Ewere is a lily of the Ivy specie. It is an evergreen plant that has a stem of straight stalk and a wide leaf resembling the true Ivy plant-Hedera Helix.

Ewere shrub is very common in Edo land but nowadays, township expansion and bush fire had destroyed much of the shrub. In the villages the lily still grows wild. It is hoped that the shrub can be preserved for its numerous uses.

Children and youths after the night vigil at Igue cast away ubi and collect bunches of Ewere plant for distribution to every home, persons on the streets and on the highways wishing them prosperous New Year, goodlucks, goodfortunes and God blessings, asking everyone to open the door for prosperity, longevity and Godliness. In song they sing “Ewere dee, kie n’ Ewere because Ewere brings good Luck and favour so the door should be opened as well as the heart of love.

In Benin City, the bouquets of Ewere Leaves are presented in beautiful manner to Omo N’ Oba N’ Edo, Uku Akpolokpolo, Oba of Benin. During the Ugie Ewere Ceremony the Ihogbe arrive carrying great bunches of Ewere leaves which they present to the Oba.

In the towns and villages, the bouquets are presented to Enigie, Dukes or the community heads in gorgeous ceremony.

The storekeepers are expected to open the granary with the song.
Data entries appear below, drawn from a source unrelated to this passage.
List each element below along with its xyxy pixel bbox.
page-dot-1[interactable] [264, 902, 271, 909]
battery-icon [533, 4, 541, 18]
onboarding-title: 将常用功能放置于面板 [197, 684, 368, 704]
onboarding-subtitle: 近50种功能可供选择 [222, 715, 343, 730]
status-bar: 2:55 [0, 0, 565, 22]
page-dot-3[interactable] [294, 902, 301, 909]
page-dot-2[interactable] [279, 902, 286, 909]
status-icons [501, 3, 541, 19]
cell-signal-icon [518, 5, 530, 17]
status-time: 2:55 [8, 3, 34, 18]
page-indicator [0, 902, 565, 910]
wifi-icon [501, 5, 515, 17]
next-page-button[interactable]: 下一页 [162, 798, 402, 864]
Odibo ra kie aza, and while the granary is opened for the gifts, the song “0 kie re neo” is song followed by the song of acceptance and prayer.
“0 Kie re neo, E ne Omo gharu ne enren”.

The blessing of Ewere is climaxed with Oyoyo, who in the legendary brought complete satisfaction to Ewere. It is the hurb of concord, peace, love, health and prosperity. So the song is re-enacted as gifts and prayers pour in. A rhi Ewere gi Omo vbe ugha-o, Ewere ghe Oyoyo-O. Ewere Odafen Ewere Uyenmwen. Ewere ghe Oyoyo-O.
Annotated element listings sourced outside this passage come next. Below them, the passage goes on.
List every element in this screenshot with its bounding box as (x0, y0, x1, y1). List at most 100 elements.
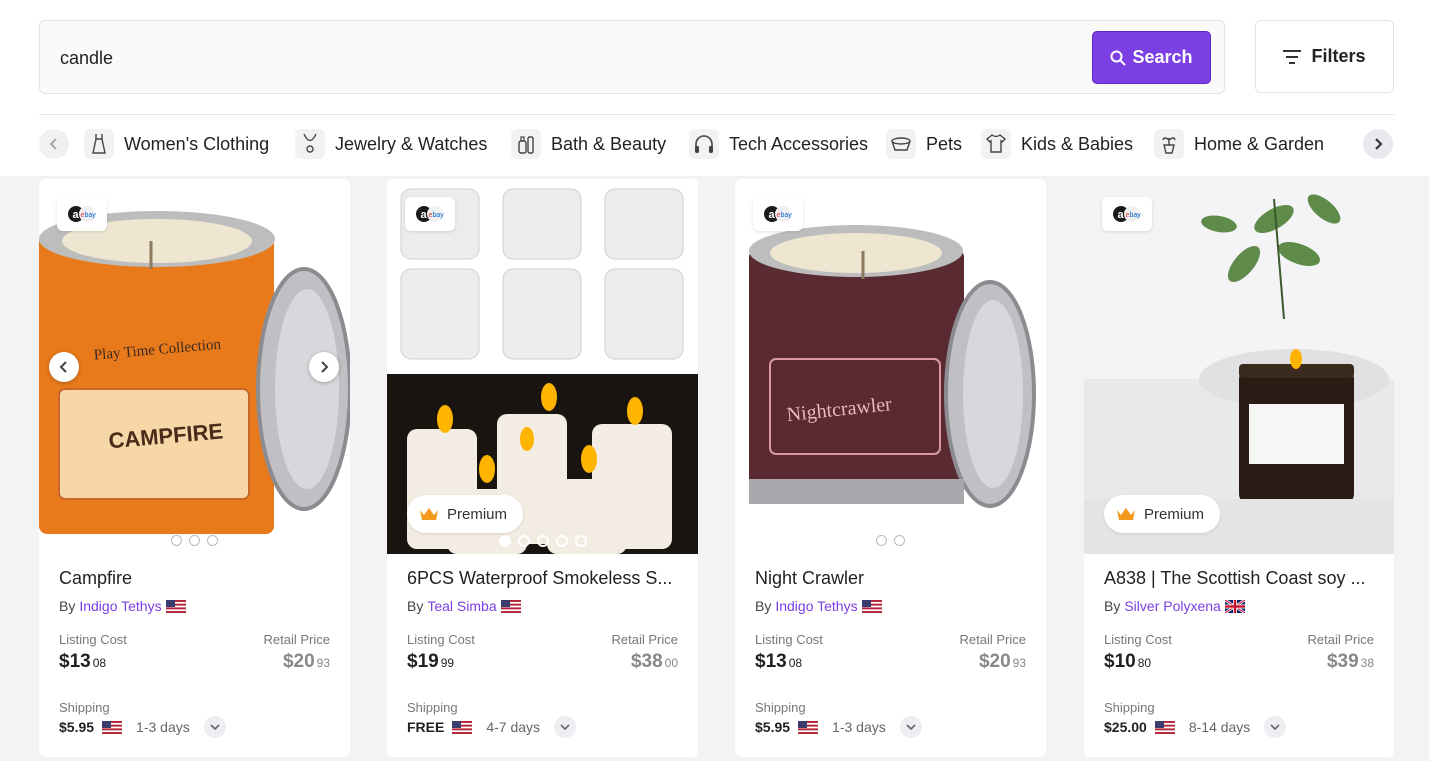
svg-text:bay: bay (781, 212, 793, 219)
pagination-dot[interactable] (517, 535, 530, 547)
product-card[interactable]: a e bay Premium A838 | The Scottish Coast … (1084, 179, 1394, 757)
retail-dollars: $20 (282, 651, 315, 672)
filters-label: Filters (1311, 46, 1366, 66)
image-pagination (735, 535, 1046, 546)
premium-badge: Premium (1104, 495, 1221, 533)
product-card[interactable]: Play Time Collection CAMPFIRE a e bay Camp… (39, 179, 350, 757)
product-title[interactable]: Night Crawler (755, 568, 1030, 589)
listing-cents: 99 (440, 656, 455, 670)
us-flag-icon (1154, 720, 1175, 734)
amazon-ebay-icon: a e bay (68, 206, 96, 222)
us-flag-icon (452, 720, 473, 734)
us-flag-icon (861, 599, 882, 613)
chevron-down-icon (210, 724, 220, 730)
crown-icon (420, 508, 438, 520)
category-kids-babies[interactable]: Kids & Babies (981, 127, 1133, 161)
svg-text:a: a (1118, 209, 1125, 221)
product-image[interactable]: Nightcrawler a e bay (735, 179, 1046, 554)
retail-price-label: Retail Price (1307, 632, 1374, 647)
us-flag-icon (500, 599, 521, 613)
shipping-expand-button[interactable] (203, 716, 226, 738)
listing-cost: $10 80 (1104, 651, 1151, 673)
supplier-link[interactable]: Teal Simba (427, 598, 496, 614)
baby-onesie-icon (981, 129, 1011, 159)
product-image[interactable]: a e bay Premium (1084, 179, 1394, 554)
category-home-garden[interactable]: Home & Garden (1154, 127, 1324, 161)
by-label: By (407, 598, 424, 614)
shipping-row: $5.95 1-3 days (755, 716, 922, 738)
shipping-expand-button[interactable] (1264, 716, 1287, 738)
potted-plant-icon (1154, 129, 1184, 159)
category-bar: Women's Clothing Jewelry & Watches Bath … (39, 127, 1394, 161)
candle-tin-image: Play Time Collection CAMPFIRE (39, 179, 350, 554)
headphones-icon (689, 129, 719, 159)
pagination-dot[interactable] (574, 535, 587, 547)
supplier-link[interactable]: Silver Polyxena (1124, 598, 1221, 614)
search-icon (1110, 50, 1126, 65)
product-card[interactable]: Nightcrawler a e bay Night Crawler By Indi… (735, 179, 1046, 757)
premium-label: Premium (447, 505, 508, 523)
amazon-ebay-icon: a e bay (764, 206, 793, 222)
image-next-button[interactable] (309, 352, 339, 382)
category-womens-clothing[interactable]: Women's Clothing (84, 127, 269, 161)
shipping-expand-button[interactable] (554, 716, 577, 738)
search-button[interactable]: Search (1092, 31, 1211, 84)
retail-price: $38 00 (631, 651, 678, 673)
pagination-dot[interactable] (171, 535, 182, 546)
shipping-label: Shipping (755, 700, 806, 715)
retail-price: $39 38 (1327, 651, 1374, 673)
product-title[interactable]: Campfire (59, 568, 334, 589)
search-input[interactable] (60, 43, 960, 73)
listing-dollars: $10 (1104, 651, 1136, 672)
category-jewelry-watches[interactable]: Jewelry & Watches (295, 127, 487, 161)
premium-badge: Premium (407, 495, 524, 533)
chevron-down-icon (906, 724, 916, 730)
supplier-link[interactable]: Indigo Tethys (775, 598, 857, 614)
supplier-link[interactable]: Indigo Tethys (79, 598, 161, 614)
product-title[interactable]: A838 | The Scottish Coast soy ... (1104, 568, 1379, 589)
svg-text:bay: bay (433, 212, 445, 219)
listing-cost-label: Listing Cost (407, 632, 475, 647)
pagination-dot[interactable] (555, 535, 568, 547)
shipping-label: Shipping (59, 700, 110, 715)
shipping-row: FREE 4-7 days (407, 716, 577, 738)
category-tech-accessories[interactable]: Tech Accessories (689, 127, 868, 161)
retail-dollars: $20 (978, 651, 1011, 672)
pagination-dot[interactable] (498, 535, 511, 547)
shipping-days: 1-3 days (832, 719, 886, 735)
shipping-expand-button[interactable] (899, 716, 922, 738)
listing-cost-label: Listing Cost (59, 632, 127, 647)
pagination-dot[interactable] (207, 535, 218, 546)
pagination-dot[interactable] (876, 535, 887, 546)
listing-cost: $13 08 (59, 651, 106, 673)
retail-price-label: Retail Price (611, 632, 678, 647)
supplier-line: By Teal Simba (407, 598, 521, 614)
image-prev-button[interactable] (49, 352, 79, 382)
retail-cents: 93 (1012, 656, 1026, 670)
filters-button[interactable]: Filters (1255, 20, 1394, 93)
marketplace-badge: a e bay (405, 197, 455, 231)
product-title[interactable]: 6PCS Waterproof Smokeless S... (407, 568, 682, 589)
listing-dollars: $13 (755, 651, 787, 672)
pagination-dot[interactable] (894, 535, 905, 546)
uk-flag-icon (1224, 599, 1245, 613)
product-card[interactable]: a e bay Premium 6PCS Waterproof Smokeless … (387, 179, 698, 757)
candle-tin-image: Nightcrawler (735, 179, 1046, 554)
by-label: By (755, 598, 772, 614)
pagination-dot[interactable] (189, 535, 200, 546)
listing-cost-label: Listing Cost (755, 632, 823, 647)
category-pets[interactable]: Pets (886, 127, 962, 161)
category-prev-button[interactable] (39, 129, 69, 159)
product-image[interactable]: a e bay Premium (387, 179, 698, 554)
category-bath-beauty[interactable]: Bath & Beauty (511, 127, 666, 161)
shipping-label: Shipping (1104, 700, 1155, 715)
listing-cost: $19 99 (407, 651, 454, 673)
shipping-label: Shipping (407, 700, 458, 715)
pagination-dot[interactable] (536, 535, 549, 547)
category-label: Kids & Babies (1021, 133, 1134, 154)
product-image[interactable]: Play Time Collection CAMPFIRE a e bay (39, 179, 350, 554)
shipping-row: $5.95 1-3 days (59, 716, 226, 738)
beauty-bottle-icon (511, 129, 541, 159)
shipping-days: 4-7 days (486, 719, 541, 735)
category-next-button[interactable] (1363, 129, 1393, 159)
Ewere was pleased to see Oyoyo. They chatted and laughed together hence the festivity of Ewere Leaves in culture marks reconciliation, kindness, love, merry making and joyful co-existence.

The Festivity of Ewere Leaves is a ceremony of Joy, Peace and Social harmony. It is said to have been introduced by Oba Ewuare, the Great, in the first half of the fifteenth century. AD. Before the British expeditions of Benin Empire Lengthen and complex ceremonies were celebrated. Among the more important is Ugie-Ewere and have been performed in public.

The festivity of Ewere Leaves is ceremony that deeply express a strongly felt submission to superior cosmic order, which is portrayed by greater passion than obedience. This is seen in the casting away of Ubi the evil desires. The purpose is to subject all human beings and natural growth to a process of complete renewal of being. The rite is devoid of the worship of divinity, since the sovereign will are not evoked.

The deities or gods if mentioned at all are only model to experience the operation of the cosmic law of renewal. This asset that the Ewere festivity can profit deeply as in Christianity where the Holly bears a prickle as sharp as any thorn, a bark as bitter as any gall and a berry as red as any blood, but the ivy bear a savior to redeem us all. Ivy is sacred in song, in dance, or revel in honour to Bacchus. Both Holly and Ivy are much used for Christmas decorations.

Like Ivy, Ewere bears a crown, a king, climbs by roots on trees and walls, evergreen and at Igue or Christmas time is hung at tavern door and revel in honour of the Headship.

Ewere Leaves in culture bring Lily of Festivities, Joyfulness, rejoicing, reconciliation, love, peace and prosperity. Ewere Leaf is a billet to usher in the New Year. Iselogbee.